As one of the Yaskawa Group Code of Conduct, Yaskawa is committed to ensuring thorough information security. Based on this code, we will ensure the protection of not only our own information but also other companies’ important and personal information, as well as prevent the disclosure of confidential information and insider trading.
In order to implement this code, Yaskawa has set forth the following items in “Our Commitments” in the Yaskawa Group Code of Conduct Guidance.

Relevant items in the Yaskawa Group Code of Conduct

4. Yaskawa Group respects intellectual property rights such as patent rights, copyrights and trademark rights by protecting its own rights and not infringing the rights of others.

5. Yaskawa Group’s policies and procedures protect not only its own information but also important information of other companies and personal information. Yaskawa Group also discourages and tolerate no insider trading.

6. Yaskawa Group complies with company information disclosure rules and strive to disclose correct information in a timely manner.

7. Yaskawa Group creates and stores information properly and records the grounds for making key business judgments and decision-making in the course of operations appropriately.

Yaskawa Group Information Security [Basic Policy]
Protection and Maintenance of Management and Customer Information Assets by Zero Trust Security

Basic Idea

With “zero trust security” in mind, we will carry out robust information security management activities that are not affected by the external environment of the entire global Yaskawa Group. Specifically, in our YASKAWA Digital Transformation (YDX) promotion activities centered on i3-Mechatronics, we will appropriately implement security measures and emergency responses for the YASKAWA Data Lake, the storage location of our management and customer information assets, and our internal systems, while strengthening threat intelligence monitoring and response globally. Taking information as management resources, we will work to protect and continuously maintain our management and customer information assets from threats such as accidents, disasters, and crimes based on the following policies.

Management Responsibility

Yaskawa strives to systematically and continuously improve information security under the leadership of management.

Development of Internal Systems

Yaskawa establishes roles and responsibilities related to information security, establishes an organization for maintenance and improvement, and establishes a system to manage and operate it systematically.

Response to Risk Assessment

In order to define the risk level and take appropriate information security measures according to the level, Yaskawa conducts multi-purpose risk analysis and risk assessment of threats and vulnerabilities. We will also continuously improve our information security measures based on the results of the risk assessment.

Employee Initiatives

Yaskawa ensures that all employees fully understand that protecting management and customer information assets is fundamental to Yaskawa’s business continuity activities and an important corporate social responsibility, and provides appropriate education and training to all employees.
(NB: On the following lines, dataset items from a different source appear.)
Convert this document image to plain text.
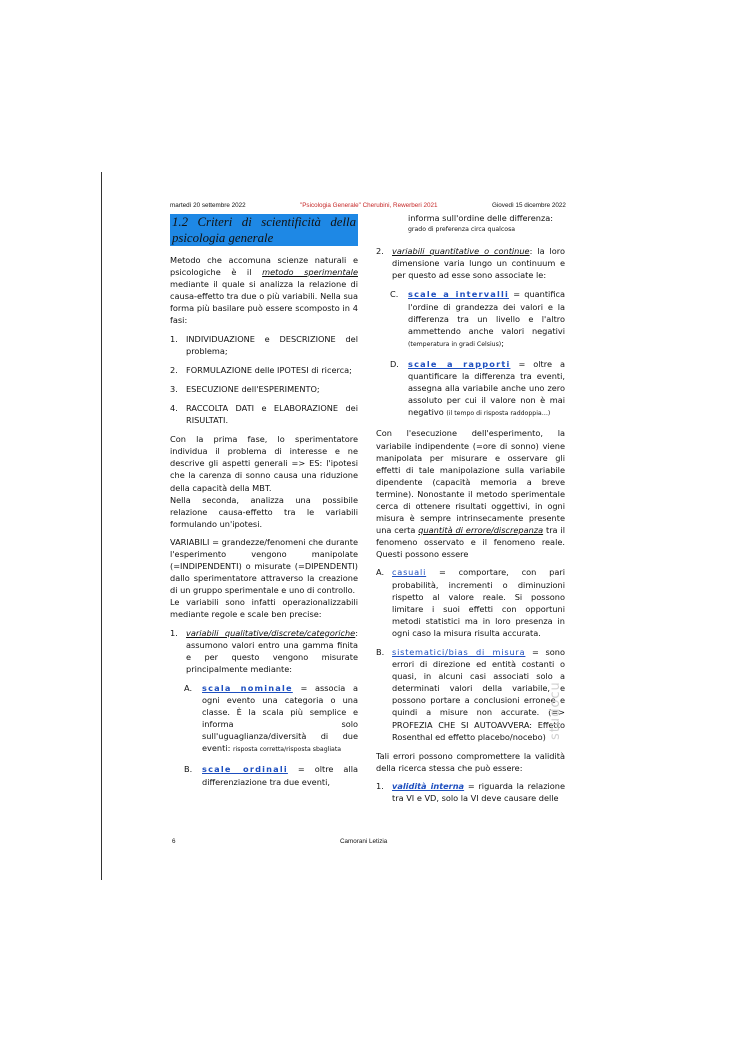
martedì 20 settembre 2022	"Psicologia Generale" Cherubini, Rewerberi 2021	Giovedì 15 dicembre 2022
1.2 Criteri di scientificità della psicologia generale

Metodo che accomuna scienze naturali e psicologiche è il metodo sperimentale mediante il quale si analizza la relazione di causa-effetto tra due o più variabili. Nella sua forma più basilare può essere scomposto in 4 fasi:

1. INDIVIDUAZIONE e DESCRIZIONE del problema;
2. FORMULAZIONE delle IPOTESI di ricerca;
3. ESECUZIONE dell'ESPERIMENTO;
4. RACCOLTA DATI e ELABORAZIONE dei RISULTATI.

Con la prima fase, lo sperimentatore individua il problema di interesse e ne descrive gli aspetti generali => ES: l'ipotesi che la carenza di sonno causa una riduzione della capacità della MBT.

Nella seconda, analizza una possibile relazione causa-effetto tra le variabili formulando un'ipotesi.

VARIABILI = grandezze/fenomeni che durante l'esperimento vengono manipolate (=INDIPENDENTI) o misurate (=DIPENDENTI) dallo sperimentatore attraverso la creazione di un gruppo sperimentale e uno di controllo.

Le variabili sono infatti operazionalizzabili mediante regole e scale ben precise:

1. variabili qualitative/discrete/categoriche: assumono valori entro una gamma finita e per questo vengono misurate principalmente mediante:
A. scala nominale = associa a ogni evento una categoria o una classe. È la scala più semplice e informa solo sull'uguaglianza/diversità di due eventi: risposta corretta/risposta sbagliata
B. scale ordinali = oltre alla differenziazione tra due eventi,
informa sull'ordine delle differenza:
grado di preferenza circa qualcosa
2. variabili quantitative o continue: la loro dimensione varia lungo un continuum e per questo ad esse sono associate le:
C. scale a intervalli = quantifica l'ordine di grandezza dei valori e la differenza tra un livello e l'altro ammettendo anche valori negativi (temperatura in gradi Celsius);
D. scale a rapporti = oltre a quantificare la differenza tra eventi, assegna alla variabile anche uno zero assoluto per cui il valore non è mai negativo (il tempo di risposta raddoppia…)

Con l'esecuzione dell'esperimento, la variabile indipendente (=ore di sonno) viene manipolata per misurare e osservare gli effetti di tale manipolazione sulla variabile dipendente (capacità memoria a breve termine). Nonostante il metodo sperimentale cerca di ottenere risultati oggettivi, in ogni misura è sempre intrinsecamente presente una certa quantità di errore/discrepanza tra il fenomeno osservato e il fenomeno reale. Questi possono essere

A. casuali = comportare, con pari probabilità, incrementi o diminuzioni rispetto al valore reale. Si possono limitare i suoi effetti con opportuni metodi statistici ma in loro presenza in ogni caso la misura risulta accurata.
B. sistematici/bias di misura = sono errori di direzione ed entità costanti o quasi, in alcuni casi associati solo a determinati valori della variabile, e possono portare a conclusioni erronee e quindi a misure non accurate. (=> PROFEZIA CHE SI AUTOAVVERA: Effetto Rosenthal ed effetto placebo/nocebo)

Tali errori possono compromettere la validità della ricerca stessa che può essere:

1. validità interna = riguarda la relazione tra VI e VD, solo la VI deve causare delle
studocu
6	Camorani Letizia
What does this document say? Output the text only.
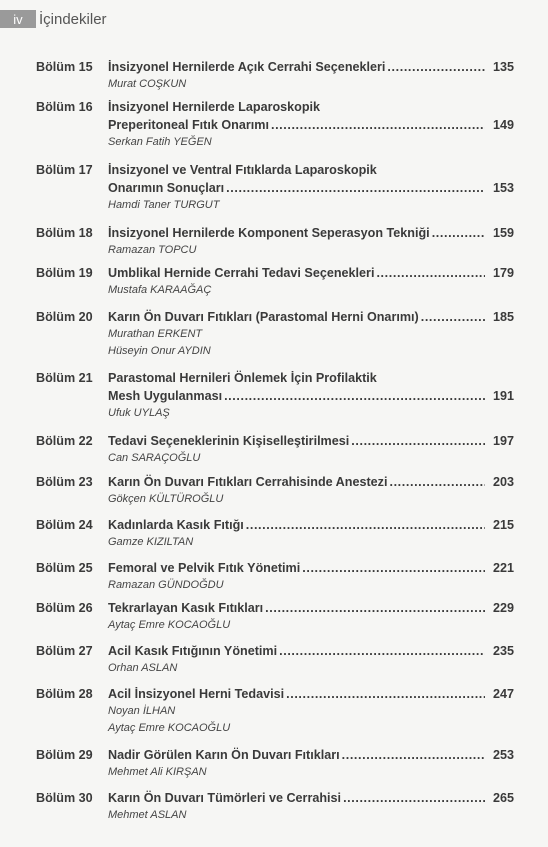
iv	İçindekiler
Bölüm 15	İnsizyonel Hernilerde Açık Cerrahi Seçenekleri .....	135
Murat COŞKUN
Bölüm 16	İnsizyonel Hernilerde Laparoskopik
Preperitoneal Fıtık Onarımı .....	149
Serkan Fatih YEĞEN
Bölüm 17	İnsizyonel ve Ventral Fıtıklarda Laparoskopik
Onarımın Sonuçları .....	153
Hamdi Taner TURGUT
Bölüm 18	İnsizyonel Hernilerde Komponent Seperasyon Tekniği .....	159
Ramazan TOPCU
Bölüm 19	Umblikal Hernide Cerrahi Tedavi Seçenekleri .....	179
Mustafa KARAAĞAÇ
Bölüm 20	Karın Ön Duvarı Fıtıkları (Parastomal Herni Onarımı) .....	185
Murathan ERKENT
Hüseyin Onur AYDIN
Bölüm 21	Parastomal Hernileri Önlemek İçin Profilaktik
Mesh Uygulanması .....	191
Ufuk UYLAŞ
Bölüm 22	Tedavi Seçeneklerinin Kişiselleştirilmesi .....	197
Can SARAÇOĞLU
Bölüm 23	Karın Ön Duvarı Fıtıkları Cerrahisinde Anestezi .....	203
Gökçen KÜLTÜROĞLU
Bölüm 24	Kadınlarda Kasık Fıtığı .....	215
Gamze KIZILTAN
Bölüm 25	Femoral ve Pelvik Fıtık Yönetimi .....	221
Ramazan GÜNDOĞDU
Bölüm 26	Tekrarlayan Kasık Fıtıkları .....	229
Aytaç Emre KOCAOĞLU
Bölüm 27	Acil Kasık Fıtığının Yönetimi .....	235
Orhan ASLAN
Bölüm 28	Acil İnsizyonel Herni Tedavisi .....	247
Noyan İLHAN
Aytaç Emre KOCAOĞLU
Bölüm 29	Nadir Görülen Karın Ön Duvarı Fıtıkları .....	253
Mehmet Ali KIRŞAN
Bölüm 30	Karın Ön Duvarı Tümörleri ve Cerrahisi .....	265
Mehmet ASLAN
Compliance with Legal Requirements

Yaskawa complies with and respects the obligations of laws, regulations and guidelines related to information security.

Response to Information Security Incidents and Accidents

When an incident involving information security occurs, Yaskawa promptly investigates the cause and implements countermeasures to minimize the impact. We also take appropriate measures, including preventive measures and recurrence prevention of information security incidents.

Information Security System

The information security system is managed by the Information Security Committee under the Chief Information Security Officer (CISO), and promotion officers are assigned to each global location, business division and subsidiary to enhance information security system.

We are also strengthening our three-line defense system by incorporating an external Security Operation Center (SOC).

Status of Response to Data Breaches and Incidents

With the ongoing activities of the internal CSIRT organization, there have not been any serious data breaches or incidents that could affect company management. (As of February 2023) In addition, daily security measures are in place against ransomware and targeted attack e-mails preventing infection or business impact.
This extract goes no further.